Jean-Christophe Rufin : Le choc de l’Histoire
JEAN-CHRISTOPHE RUFIN est écrivain mais également cofondateur de Médecins sans frontières. Son roman Rouge Brésil place au centre de l’action le choc des civilisations. Un sujet on ne peut plus d’actualité.
Il est né en France, "Français à 250 %, Gaulois!" fait-il en souriant. Il est polyglotte (anglais, italien, brésilien, et bientôt allemand), polyvalent, globe-trotter. Il a étudié la médecine, puis les sciences politiques ("pour combler des lacunes"), a été l’un des pionniers du mouvement Médecins sans frontières, et a écrit quatre romans, dont L’Abyssin, qui remportait en 1997 le prix Méditerranée et le Goncourt du premier roman; et trois essais, dont La Dictature libérale, prix Jean-Jacques Rousseau 1994. Jean-Christophe Rufin est pressé, certes, occupé, mais posé. À peine débarqué à Montréal pour faire la promotion de son dernier roman, Rouge Brésil, en lice pour le Goncourt, il repartira pour Toronto, avant de gagner la Pologne, où l’un de ses romans est en cours de traduction. Prochain départ? "Ce n’est pas sûr encore. On m’a proposé dernièrement de reprendre du service du côté de l’aide humanitaire, en Afghanistan, où il y a un gros problème de coordination en ce moment. Je ne sais pas, si l’offre tient toujours, je travaillerai peut-être là-dessus…"
La première fois
Il y a 10 ans, c’est pour le Brésil que Jean-Christophe Rufin s’envolait, après avoir accepté un poste d’attaché culturel et de coopération. Un séjour d’un an au cours duquel il allait s’imprégner des paysages et de la culture du pays. "J’ai laissé reposer tout ça pendant 10 ans, raconte Rufin, et ça m’est revenu l’année dernière; soudain, j’ai eu envie d’écrire là-dessus." Et comme il l’avait fait pour L’Abyssin, c’est en revisitant l’Histoire de ce pays, et du sien, que l’histoire de son roman lui est apparue.

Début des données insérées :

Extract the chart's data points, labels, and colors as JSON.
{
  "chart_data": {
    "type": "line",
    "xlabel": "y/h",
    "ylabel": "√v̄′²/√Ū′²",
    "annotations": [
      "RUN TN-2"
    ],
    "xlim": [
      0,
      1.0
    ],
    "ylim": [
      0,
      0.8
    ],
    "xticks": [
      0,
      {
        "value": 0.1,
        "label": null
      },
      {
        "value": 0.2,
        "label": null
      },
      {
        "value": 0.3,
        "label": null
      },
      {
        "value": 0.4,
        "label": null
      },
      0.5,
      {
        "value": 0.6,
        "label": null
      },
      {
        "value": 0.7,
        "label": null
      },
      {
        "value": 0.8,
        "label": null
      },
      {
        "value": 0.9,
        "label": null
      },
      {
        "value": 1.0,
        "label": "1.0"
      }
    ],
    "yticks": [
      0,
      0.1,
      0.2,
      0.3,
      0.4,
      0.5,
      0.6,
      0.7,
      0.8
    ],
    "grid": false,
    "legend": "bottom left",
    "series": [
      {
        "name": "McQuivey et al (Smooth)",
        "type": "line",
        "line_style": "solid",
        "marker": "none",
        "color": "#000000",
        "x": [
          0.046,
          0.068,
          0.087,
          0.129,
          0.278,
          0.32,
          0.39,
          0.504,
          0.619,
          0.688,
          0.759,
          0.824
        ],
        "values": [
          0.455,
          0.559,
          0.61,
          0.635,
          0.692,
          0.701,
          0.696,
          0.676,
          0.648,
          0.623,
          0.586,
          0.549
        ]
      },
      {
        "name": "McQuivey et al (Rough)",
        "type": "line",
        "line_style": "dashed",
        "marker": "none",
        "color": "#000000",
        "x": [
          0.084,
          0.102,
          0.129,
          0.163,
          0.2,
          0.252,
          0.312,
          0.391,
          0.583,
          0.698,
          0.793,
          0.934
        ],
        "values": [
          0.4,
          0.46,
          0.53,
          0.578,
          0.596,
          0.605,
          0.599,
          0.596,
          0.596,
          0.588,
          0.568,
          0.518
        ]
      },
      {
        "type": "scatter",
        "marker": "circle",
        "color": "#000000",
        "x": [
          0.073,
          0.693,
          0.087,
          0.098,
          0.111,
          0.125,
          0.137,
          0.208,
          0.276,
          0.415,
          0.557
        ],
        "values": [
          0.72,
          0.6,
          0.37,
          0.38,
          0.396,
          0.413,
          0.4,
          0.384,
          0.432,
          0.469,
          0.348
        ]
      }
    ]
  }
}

Rouge Brésil raconte une page peu glorieuse de l’Histoire de France: la tentative de conquête du Brésil menée, en 1555, par le chevalier de Villegagnon au nom du roi de France. Parmi des centaines d’hommes partis à la découverte du Nouveau Monde à bord de navires insalubres, deux enfants, engagés de force, car les enfants, c’est bien connu, ont le don d’apprendre rapidement d’autres langues, et les Français auront besoin d’interprètes. C’est ainsi que Just et Colombe, orphelins de mère, abandonnés par leur père, se retrouvent dans la baie de Rio, et qu’ils découvriront, dans un même souffle, la simplicité et la noblesse des indigènes et la vanité destructrice des conquérants; les rivalités entre Français et Portugais, entre catholiques et réformés, le fanatisme, le cannibalisme, mais aussi l’amitié et l’amour.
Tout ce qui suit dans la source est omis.